5. Die angeordnete Auflage ist jedoch - nur deshalb - aufzuheben, weil sie nicht dem Bestimmtheitsgrundsatz gerecht wird.

Bewährungsauflagen müssen klar, bestimmt und in ihrer Einhaltung überprüfbar sein. Nur so können Verstöße einwandfrei festgestellt werden und der Verurteilte weiß unmissverständlich, wann ihm der Widerruf der Bewährung droht. Die Tatsache, dass die Verfassung die Entziehung der Freiheit dem Richter vorbehält (Art. 104 Abs. 2 Satz 1 GG) haben den Gesetzgeber veranlasst, die inhaltliche, dem Bestimmtheitsgebot entsprechende Ausgestaltung von Auflagen und Weisungen ausschließlich dem Gericht zu übertragen. Deshalb darf sich das Gericht nicht darauf beschränken, nur den Umfang der gemeinnützigen Leistungen festzulegen. Vielmehr muss in der Auflage auch die Zeit, innerhalb derer die Arbeitsleistung zu erfüllen ist, die Art und nach Möglichkeit auch der Ort dieser Arbeitsleistung und die Institution, bei der sie abzuleisten ist, niedergelegt werden.

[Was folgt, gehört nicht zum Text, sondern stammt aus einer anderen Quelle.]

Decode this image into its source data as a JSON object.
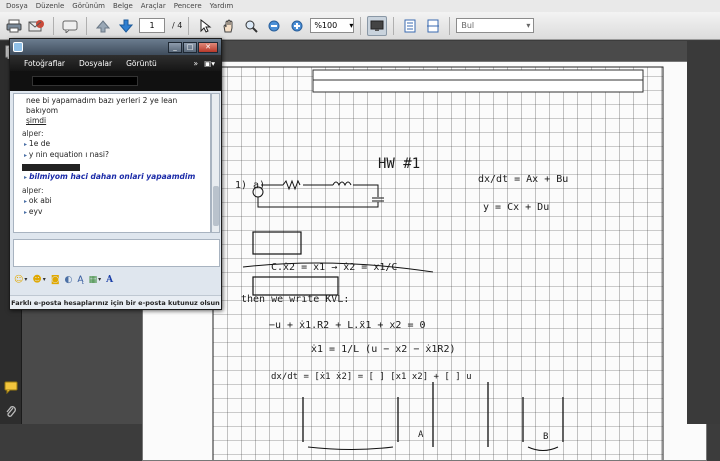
{
  "menu": [
    "Dosya",
    "Düzenle",
    "Görünüm",
    "Belge",
    "Araçlar",
    "Pencere",
    "Yardım"
  ],
  "toolbar": {
    "page_current": "1",
    "page_total": "/ 4",
    "zoom": "%100",
    "find_placeholder": "Bul"
  },
  "chat": {
    "menu_items": [
      "Fotoğraflar",
      "Dosyalar",
      "Görüntü"
    ],
    "menu_more": "»",
    "messages": {
      "l1": "nee bi yapamadım bazı yerleri 2 ye lean",
      "l2": "bakıyom",
      "l3": "şimdi",
      "s1": "alper:",
      "b1": "1e de",
      "b2": "y nin equation ı nasi?",
      "mine": "bilmiyom haci dahan onlari yapaamdim",
      "s2": "alper:",
      "b3": "ok abi",
      "b4": "eyv"
    },
    "footer": "Farklı e-posta hesaplarınız için bir e-posta kutunuz olsun",
    "tool_font": "A"
  },
  "document": {
    "title": "HW #1",
    "line1_label": "1) a)",
    "eq1": "dx/dt = Ax + Bu",
    "eq2": "y = Cx + Du",
    "eq3": "C.ẋ2 = x1 → ẋ2 = x1/C",
    "eq4": "then we write KVL:",
    "eq5": "−u + ẋ1.R2 + L.ẍ1 + x2 = 0",
    "eq6": "ẋ1 = 1/L (u − x2 − ẋ1R2)",
    "eq7": "dx/dt = [ẋ1 ẋ2] = [ ] [x1 x2] + [ ] u",
    "label_a": "A",
    "label_b": "B"
  }
}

Da eine Auflage der Genugtuung für das begangene Unrecht zu dienen hat (§ 56b Abs. 1 Satz 1 StGB) ist es deshalb notwendig, die gemeinnützige Leistung so auszuwählen, dass sie in einem sinnvollen Zusammenhang mit dem vom Verurteilten begangenen Unrecht steht. Diese ihm allein obliegende Befugnis zur inhaltlichen Ausgestaltung der Arbeitsauflage darf das Gericht nicht an Dritte delegieren (OLG Frankfurt a.M. NStZ-RR 1996, 220; OLG Dresden vom 29.04.2008 - 2 Ws 81/08 -, zitiert nach iuris; Fischer, a.a.O., § 56b Rdnr. 8). Unter Beachtung dieser Grundsätze ist das Landgericht nicht gehindert, in einem neuen Beschluss die Wiedergutmachungsauflage in eine Auflage zur Leistung von monatlich 100 Sozialstunden abzuändern. Da das Verschlechterungsverbot im strafprozessualen Beschlussverfahren nicht gilt (Fischer, a.a.O., vor § 304 Rdnr. 5), wäre auch ein auch ein Bewährungswiderruf denkbar.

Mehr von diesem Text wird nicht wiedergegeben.